Trim24 feeds the tumor supressor to proteosomes by attaching ubiquitins, according to a PNAS paper.

Researchers at The University of Texas M. D. Anderson Cancer Center report that a protein called Trim24 helps destroy the tumor suppressor p53. They found that it attaches ubiquitins to p53, which signals destruction by proteosomes.

The study is published in the online early edition of the Proceedings of the National Academy of Sciences in a paper titled “Trim24 targets endogenous p53 for degradation.” The work was partially funded by CellCentric.

Trim24 has not been associated with p53, according to the M.D. Anderson team, but is a target of two known oncogenes in distinct forms of leukemia and thyroid cancer. The scientists set out to study p53 in normal cells to better understand the mechanisms that regulate it.
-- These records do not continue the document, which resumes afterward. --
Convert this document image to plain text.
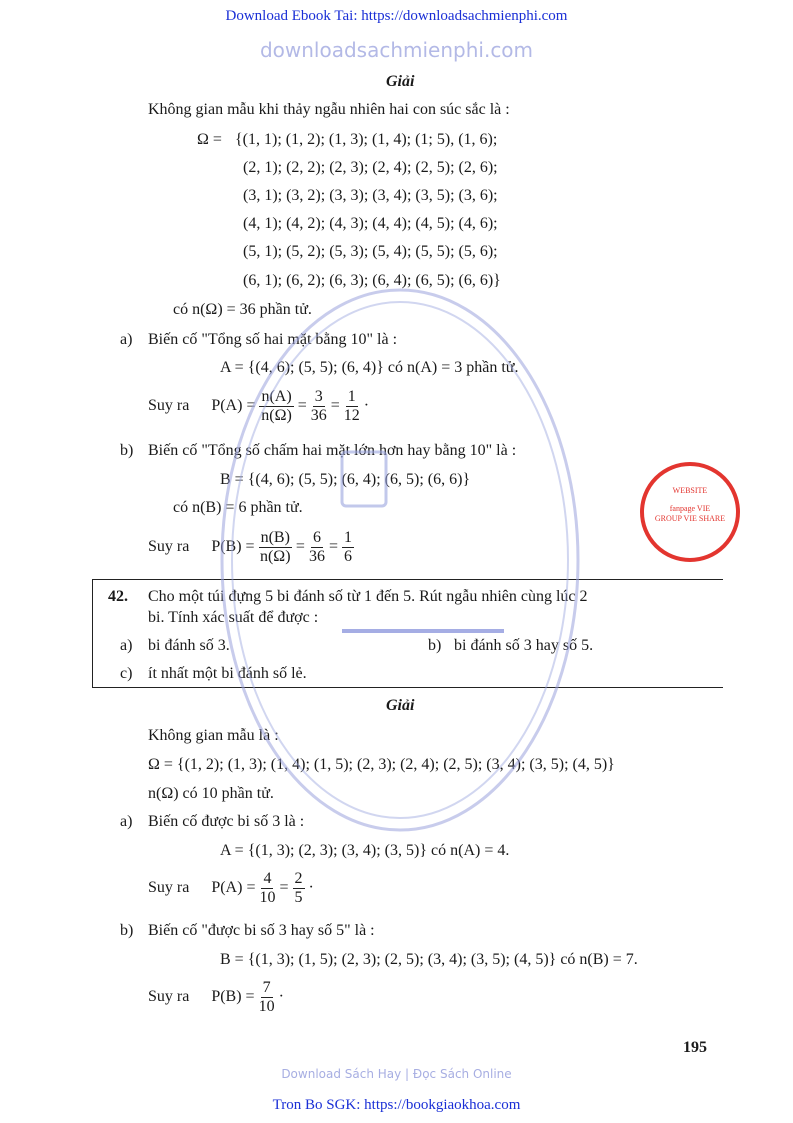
Download Ebook Tai: https://downloadsachmienphi.com
downloadsachmienphi.com
Giải
Không gian mẫu khi thảy ngẫu nhiên hai con súc sắc là :
Ω = {(1, 1); (1, 2); (1, 3); (1, 4); (1; 5), (1, 6);
(2, 1); (2, 2); (2, 3); (2, 4); (2, 5); (2, 6);
(3, 1); (3, 2); (3, 3); (3, 4); (3, 5); (3, 6);
(4, 1); (4, 2); (4, 3); (4, 4); (4, 5); (4, 6);
(5, 1); (5, 2); (5, 3); (5, 4); (5, 5); (5, 6);
(6, 1); (6, 2); (6, 3); (6, 4); (6, 5); (6, 6)}
có n(Ω) = 36 phần tử.
a) Biến cố "Tổng số hai mặt bằng 10" là :
A = {(4, 6); (5, 5); (6, 4)} có n(A) = 3 phần tử.
Suy ra $P(A) = \frac{n(A)}{n(\Omega)} = \frac{3}{36} = \frac{1}{12}$ ·
b) Biến cố "Tổng số chấm hai mặt lớn hơn hay bằng 10" là :
B = {(4, 6); (5, 5); (6, 4); (6, 5); (6, 6)}
có n(B) = 6 phần tử.
Suy ra $P(B) = \frac{n(B)}{n(\Omega)} = \frac{6}{36} = \frac{1}{6}$
42. Cho một túi đựng 5 bi đánh số từ 1 đến 5. Rút ngẫu nhiên cùng lúc 2
bi. Tính xác suất để được :
a) bi đánh số 3.	b) bi đánh số 3 hay số 5.
c) ít nhất một bi đánh số lẻ.
Giải
Không gian mẫu là :
Ω = {(1, 2); (1, 3); (1, 4); (1, 5); (2, 3); (2, 4); (2, 5); (3, 4); (3, 5); (4, 5)}
n(Ω) có 10 phần tử.
a) Biến cố được bi số 3 là :
A = {(1, 3); (2, 3); (3, 4); (3, 5)} có n(A) = 4.
Suy ra $P(A) = \frac{4}{10} = \frac{2}{5}$ ·
b) Biến cố "được bi số 3 hay số 5" là :
B = {(1, 3); (1, 5); (2, 3); (2, 5); (3, 4); (3, 5); (4, 5)} có n(B) = 7.
Suy ra $P(B) = \frac{7}{10}$ ·
195
Download Sách Hay | Đọc Sách Online
Tron Bo SGK: https://bookgiaokhoa.com
WEBSITE
fanpage VIE
GROUP VIE SHARE
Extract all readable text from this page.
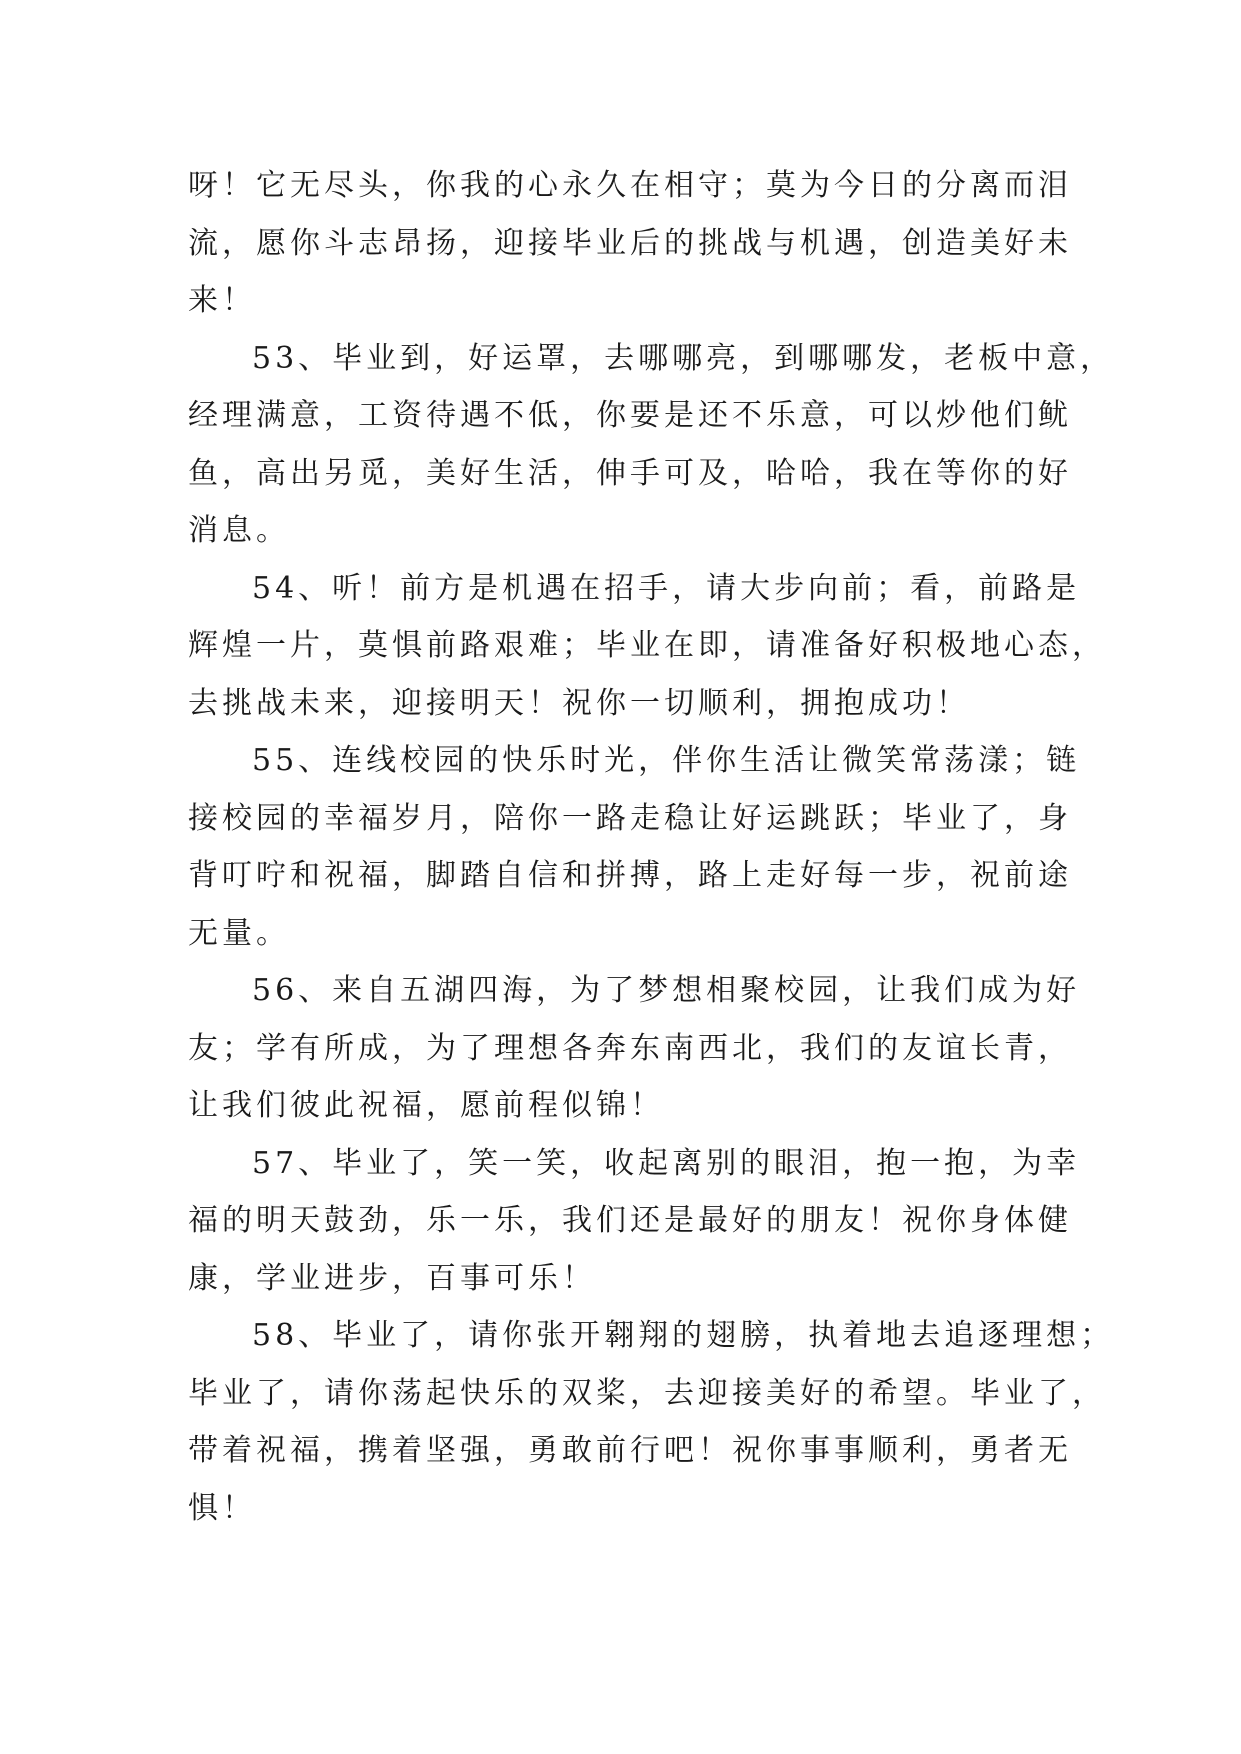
呀！它无尽头，你我的心永久在相守；莫为今日的分离而泪
流，愿你斗志昂扬，迎接毕业后的挑战与机遇，创造美好未
来！
53、毕业到，好运罩，去哪哪亮，到哪哪发，老板中意，
经理满意，工资待遇不低，你要是还不乐意，可以炒他们鱿
鱼，高出另觅，美好生活，伸手可及，哈哈，我在等你的好
消息。
54、听！前方是机遇在招手，请大步向前；看，前路是
辉煌一片，莫惧前路艰难；毕业在即，请准备好积极地心态，
去挑战未来，迎接明天！祝你一切顺利，拥抱成功！
55、连线校园的快乐时光，伴你生活让微笑常荡漾；链
接校园的幸福岁月，陪你一路走稳让好运跳跃；毕业了，身
背叮咛和祝福，脚踏自信和拼搏，路上走好每一步，祝前途
无量。
56、来自五湖四海，为了梦想相聚校园，让我们成为好
友；学有所成，为了理想各奔东南西北，我们的友谊长青，
让我们彼此祝福，愿前程似锦！
57、毕业了，笑一笑，收起离别的眼泪，抱一抱，为幸
福的明天鼓劲，乐一乐，我们还是最好的朋友！祝你身体健
康，学业进步，百事可乐！
58、毕业了，请你张开翱翔的翅膀，执着地去追逐理想；
毕业了，请你荡起快乐的双桨，去迎接美好的希望。毕业了，
带着祝福，携着坚强，勇敢前行吧！祝你事事顺利，勇者无
惧！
They developed a strain of mice with a biochemical tag attached to every p53 protein expressed. After first assuring that the tagged p53 behaved like normal p53, the team then used the tag to extract the protein. “We could then identify proteins that were attached to p53, interacting with it, through mass spectrometry,” explains senior author, Michelle Barton, Ph.D., professor in the department of biochemistry and molecular biology.

Experiments showed that decreased levels of Trim24 led to increased levels of p53 expression in the cell nucleus and vice versa. Loss of Trim24 expression in a breast cancer cell line caused apoptosis. A similar response was confirmed in human lung, colon, and prostate cancer cells.

Treating cells with a proteasome inhibitor also led to increased p53 expression. Removing an important binding domain of Trim24 or depleting it completely led to greatly reduced ubiquitin targeting of p53. An analogous system in fruit flies showed that a simpler version of Trim24 in the flies plays a similar role regulating p53, demonstrating that the relationship is evolutionarily conserved.